Another mew emerged from the pink carrier, but this time not even Temple noticed.

If only, Temple thought about four hours later, sitting in the dark around the conference table, they had confined the day's filming to Louie and Solange.

But, no, they had to reshoot Temple and Savannah, various cats in hand, in endless mock interviews. After this orgy of amateur filming (and interviewing, in Temple's opinion), invisible minions were sent for trays of coffee-to-go in giant Styrofoam cups and two pizzas that arrived cold and congealing. Not even Louie, connoisseur of alley bonanzas, would touch the cold circles of oven-curled pepperoni sausage floating pools of hardened grease like miniature terracotta birdbaths filled with frozen ice water.

Besides, Temple was too nervous to eat by now, and one more cup of black, syrupy coffee would have her on the ceiling.

Before her queasy eyes, the film ran, paused, retracked, fast-forwarded and moved frame by frame at the request of various experts in the room: the agency creative directors, the agency senior members, the agency young turks, the agency gofers... The Client's lead member, The Client's one-minded female triumvirate who always disagreed with the lead member . . . Maurice's handler the animal-behavior expert, Savannah Ashleigh the actress, whose bubbly monologue pointing out her own strong points often continued into Temple's segments, where she found only flaws.
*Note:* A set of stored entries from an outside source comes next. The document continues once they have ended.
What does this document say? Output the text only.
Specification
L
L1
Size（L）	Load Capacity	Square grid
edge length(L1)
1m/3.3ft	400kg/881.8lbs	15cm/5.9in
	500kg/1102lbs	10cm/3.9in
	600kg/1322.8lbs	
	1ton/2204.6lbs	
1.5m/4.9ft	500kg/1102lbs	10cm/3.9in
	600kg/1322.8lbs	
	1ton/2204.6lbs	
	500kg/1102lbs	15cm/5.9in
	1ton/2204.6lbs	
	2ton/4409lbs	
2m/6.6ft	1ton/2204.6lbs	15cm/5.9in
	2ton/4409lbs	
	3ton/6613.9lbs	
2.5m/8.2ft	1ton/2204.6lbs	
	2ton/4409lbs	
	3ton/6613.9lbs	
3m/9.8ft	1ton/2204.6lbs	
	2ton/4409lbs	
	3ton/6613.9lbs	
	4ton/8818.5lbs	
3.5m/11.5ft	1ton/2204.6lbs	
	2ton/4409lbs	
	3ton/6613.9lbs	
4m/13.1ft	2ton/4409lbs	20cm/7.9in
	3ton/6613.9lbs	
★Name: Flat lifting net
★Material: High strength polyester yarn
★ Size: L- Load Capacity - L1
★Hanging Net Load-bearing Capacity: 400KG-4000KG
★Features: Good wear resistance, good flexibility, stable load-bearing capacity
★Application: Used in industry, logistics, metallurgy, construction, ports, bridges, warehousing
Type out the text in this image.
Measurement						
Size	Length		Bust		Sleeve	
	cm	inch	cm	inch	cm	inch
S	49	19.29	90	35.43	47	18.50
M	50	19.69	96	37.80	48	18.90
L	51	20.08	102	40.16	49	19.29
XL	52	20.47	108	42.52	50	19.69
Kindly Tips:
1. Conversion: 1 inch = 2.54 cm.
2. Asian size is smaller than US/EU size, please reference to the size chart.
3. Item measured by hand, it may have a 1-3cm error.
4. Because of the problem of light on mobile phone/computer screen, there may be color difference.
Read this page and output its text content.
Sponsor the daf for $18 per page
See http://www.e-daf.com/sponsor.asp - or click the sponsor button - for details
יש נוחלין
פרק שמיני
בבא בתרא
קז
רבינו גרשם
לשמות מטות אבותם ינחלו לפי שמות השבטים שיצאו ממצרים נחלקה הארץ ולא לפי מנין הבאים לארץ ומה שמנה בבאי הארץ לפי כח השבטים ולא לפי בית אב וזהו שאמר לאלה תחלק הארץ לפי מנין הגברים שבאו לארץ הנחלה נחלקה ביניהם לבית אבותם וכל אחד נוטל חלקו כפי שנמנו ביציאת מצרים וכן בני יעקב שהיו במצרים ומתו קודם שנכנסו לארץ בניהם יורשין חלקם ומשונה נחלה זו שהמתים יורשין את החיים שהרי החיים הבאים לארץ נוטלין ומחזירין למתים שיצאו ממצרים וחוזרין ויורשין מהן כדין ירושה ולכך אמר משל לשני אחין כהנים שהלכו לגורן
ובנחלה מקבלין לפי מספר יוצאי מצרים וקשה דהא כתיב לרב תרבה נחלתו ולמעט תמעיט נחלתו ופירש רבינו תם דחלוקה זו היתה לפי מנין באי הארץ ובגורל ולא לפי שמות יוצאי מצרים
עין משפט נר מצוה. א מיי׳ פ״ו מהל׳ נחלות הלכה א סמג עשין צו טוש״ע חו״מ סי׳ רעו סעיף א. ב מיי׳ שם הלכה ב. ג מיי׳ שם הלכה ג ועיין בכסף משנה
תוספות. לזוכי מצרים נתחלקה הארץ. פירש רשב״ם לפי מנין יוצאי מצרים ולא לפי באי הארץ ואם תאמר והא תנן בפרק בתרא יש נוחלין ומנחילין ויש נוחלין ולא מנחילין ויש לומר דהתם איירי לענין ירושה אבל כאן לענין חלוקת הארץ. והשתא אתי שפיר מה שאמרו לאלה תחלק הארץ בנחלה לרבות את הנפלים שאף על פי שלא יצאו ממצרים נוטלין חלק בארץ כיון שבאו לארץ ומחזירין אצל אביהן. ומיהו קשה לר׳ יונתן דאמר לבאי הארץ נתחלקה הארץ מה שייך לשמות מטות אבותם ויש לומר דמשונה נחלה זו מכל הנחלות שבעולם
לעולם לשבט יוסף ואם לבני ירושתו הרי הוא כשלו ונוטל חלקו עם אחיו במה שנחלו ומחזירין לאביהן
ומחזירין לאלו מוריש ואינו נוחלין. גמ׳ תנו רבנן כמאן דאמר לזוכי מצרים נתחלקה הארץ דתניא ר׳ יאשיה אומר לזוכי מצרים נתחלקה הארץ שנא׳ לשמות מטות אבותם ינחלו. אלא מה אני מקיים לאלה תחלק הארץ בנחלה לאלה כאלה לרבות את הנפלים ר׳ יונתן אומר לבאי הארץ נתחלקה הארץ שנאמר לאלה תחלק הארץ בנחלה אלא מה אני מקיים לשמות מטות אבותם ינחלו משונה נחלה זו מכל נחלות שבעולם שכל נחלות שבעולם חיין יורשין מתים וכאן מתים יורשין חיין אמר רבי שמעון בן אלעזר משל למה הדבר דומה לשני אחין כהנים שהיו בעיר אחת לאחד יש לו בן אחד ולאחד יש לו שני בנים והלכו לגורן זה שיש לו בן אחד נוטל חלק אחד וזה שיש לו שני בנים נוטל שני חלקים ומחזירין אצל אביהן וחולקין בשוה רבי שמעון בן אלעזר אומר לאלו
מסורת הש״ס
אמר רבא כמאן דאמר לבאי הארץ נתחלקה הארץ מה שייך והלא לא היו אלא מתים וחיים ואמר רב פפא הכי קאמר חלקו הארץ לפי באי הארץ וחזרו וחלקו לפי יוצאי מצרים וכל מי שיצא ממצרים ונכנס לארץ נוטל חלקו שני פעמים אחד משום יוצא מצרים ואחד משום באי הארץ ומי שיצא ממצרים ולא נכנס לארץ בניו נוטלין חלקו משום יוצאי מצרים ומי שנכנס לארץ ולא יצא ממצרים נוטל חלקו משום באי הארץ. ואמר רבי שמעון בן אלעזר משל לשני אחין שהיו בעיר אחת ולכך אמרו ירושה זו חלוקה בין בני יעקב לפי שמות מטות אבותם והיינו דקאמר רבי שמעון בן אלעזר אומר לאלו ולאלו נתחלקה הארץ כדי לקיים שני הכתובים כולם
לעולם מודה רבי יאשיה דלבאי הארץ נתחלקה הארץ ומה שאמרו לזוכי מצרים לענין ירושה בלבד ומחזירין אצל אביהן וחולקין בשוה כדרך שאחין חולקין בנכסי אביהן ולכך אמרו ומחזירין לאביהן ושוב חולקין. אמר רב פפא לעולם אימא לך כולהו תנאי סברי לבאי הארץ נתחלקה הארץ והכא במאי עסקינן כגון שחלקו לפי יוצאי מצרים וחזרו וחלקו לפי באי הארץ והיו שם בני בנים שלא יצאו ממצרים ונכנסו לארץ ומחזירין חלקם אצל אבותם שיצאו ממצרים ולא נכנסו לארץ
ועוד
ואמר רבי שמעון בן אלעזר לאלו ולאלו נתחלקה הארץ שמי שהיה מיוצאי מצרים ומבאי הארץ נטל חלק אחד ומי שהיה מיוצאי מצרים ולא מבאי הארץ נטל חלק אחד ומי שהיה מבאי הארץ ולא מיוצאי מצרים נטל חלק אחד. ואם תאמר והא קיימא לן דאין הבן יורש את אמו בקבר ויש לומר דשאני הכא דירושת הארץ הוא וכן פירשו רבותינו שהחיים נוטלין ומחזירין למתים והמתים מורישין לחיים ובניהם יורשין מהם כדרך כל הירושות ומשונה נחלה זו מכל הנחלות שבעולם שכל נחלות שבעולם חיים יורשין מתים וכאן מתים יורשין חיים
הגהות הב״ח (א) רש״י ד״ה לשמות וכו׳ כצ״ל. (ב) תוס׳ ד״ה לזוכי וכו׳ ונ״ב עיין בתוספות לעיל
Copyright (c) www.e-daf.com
Temple no longer felt very civil. She had noticed when she held him on camera that Louie's claws, both fore and aft, were slightly extended at all times by the later sessions. In fact, Savannah Ashleigh had complained of this long and loudly during her last tandem "interview" with Louie, and had writhed in her chair in considerable pain apparently ... or under the misconception that the writhing human female form can sell cat food.

Now if Solange had writhed . . . but Solange was a lady to her gilded rocs. Poor Yvette seemed listless and diminished her few times on camera--what ragged-out new mother could compete with that corona of sun-bright fur shining in the Spotlights?

Maurice was brought out, but, next to Solange's sable-blond aurora borealis, his American short-hair yellow stripes looked like a cheap suit bought in Times Square.